O governo realizou este domingo uma nova ronda negocial com a Federação Nacional dos Médicos (Fnam) e o Sindicato Independente dos Médicos (SIM), após uma reunião inconclusiva na passada sexta-feira.
Os dois sindicatos apresentaram à tutela uma contraproposta negocial na qual exigem a reposição do horário semanal de 35 horas para todos os médicos que assim o desejem e das 12 horas semanais de trabalho no Serviço de Urgência, bem como um aumento salarial transversal de 30%.
As negociações entre o Ministério da Saúde e o SIM e a Federação Nacional dos Médicos Fnam iniciaram-se em 2022, mas a falta de acordo tem agudizado a luta dos médicos, com greves e declarações de escusa ao trabalho extraordinário além das 150 horas anuais obrigatórias, o que tem provocado constrangimentos e fecho de serviços de urgência em hospitais de todo o país.
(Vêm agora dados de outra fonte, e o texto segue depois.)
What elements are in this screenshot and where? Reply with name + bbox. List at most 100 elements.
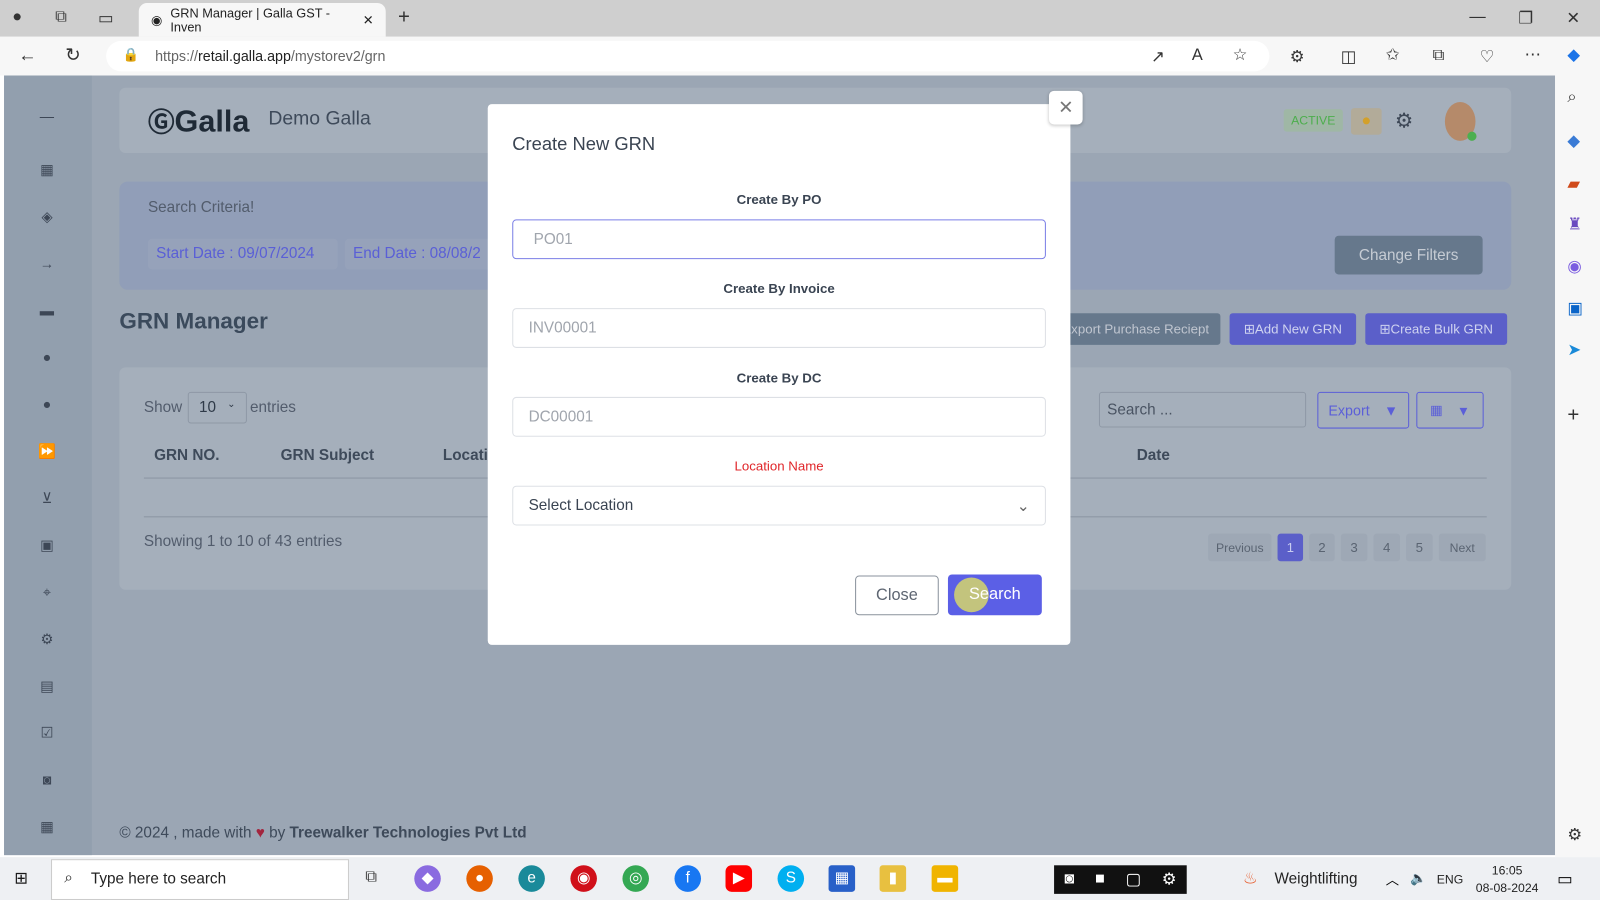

Esta situação levou o diretor executivo do SNS, Fernando Araújo, a avisar que se os médicos não chegarem a acordo com o Governo, novembro poderá ser o pior mês em 44 anos de SNS.
O secretário-geral do Sindicato Independente dos Médicos (SIM) manifestou-se este domingo preocupado com a proposta apresentada pelo Governo antes de regressarem à mesa das negociações e para o qual está a ser preparada uma contraproposta.
“Numa primeira análise devo dizer que estamos seriamente preocupados com essa proposta” apresentada este sábado pelo Ministério da Saúde, disse à agência Lusa Jorge Roque da Cunha.
Desde logo, continuou, porque “vai ao arrepio daquilo que foi dito na última reunião negocial” e “há um sentimento de deceção, porque, como é evidente, se a situação se mantiver, como tem estado (…) a situação vai agravar-se”.
“Parece-me que o Governo está totalmente insensível em relação ao que está a ocorrer em todo o país, na dificuldade nas escalas de urgência, das consultas externas e das cirurgias que são adiadas e no número de utentes sem médico de família”, acusou.
O sindicalista acusou o Governo de não aproveitar a disponibilidade apresentada pelo SIM e pela Federação dos Médicos de uma “cedência importantíssima que era a calendarização de três aspetos que ocorreram no período da troika”.
“Na transição, de uma forma faseada, para 35 horas de trabalho, tal como todos os funcionários públicos; diminuição da carga de urgência na carga de trabalho, permitindo, dessa forma, criar condições para que as cirurgias programadas e as consultas faça, claramente, uma menor pressão junto da urgência e, ao mesmo tempo, fazer uma reposição salarial, também faseada no tempo”, enumerou.
Permitir-se-ia desta forma, continuou, “criar estas três condições para que os médicos deixem de sair do Serviço Nacional de Saúde” como aconteceu em 2022, quando “cerca de 1.100 rescindiram” e, este ano, “espera-se a reforma de 1.200”.
“Esta preocupação é fundada, é uma preocupação muito responsável, porque abdicamos de exigir imediata reposição e, pelos vistos, o Governo não tem essa perceção”, alertou.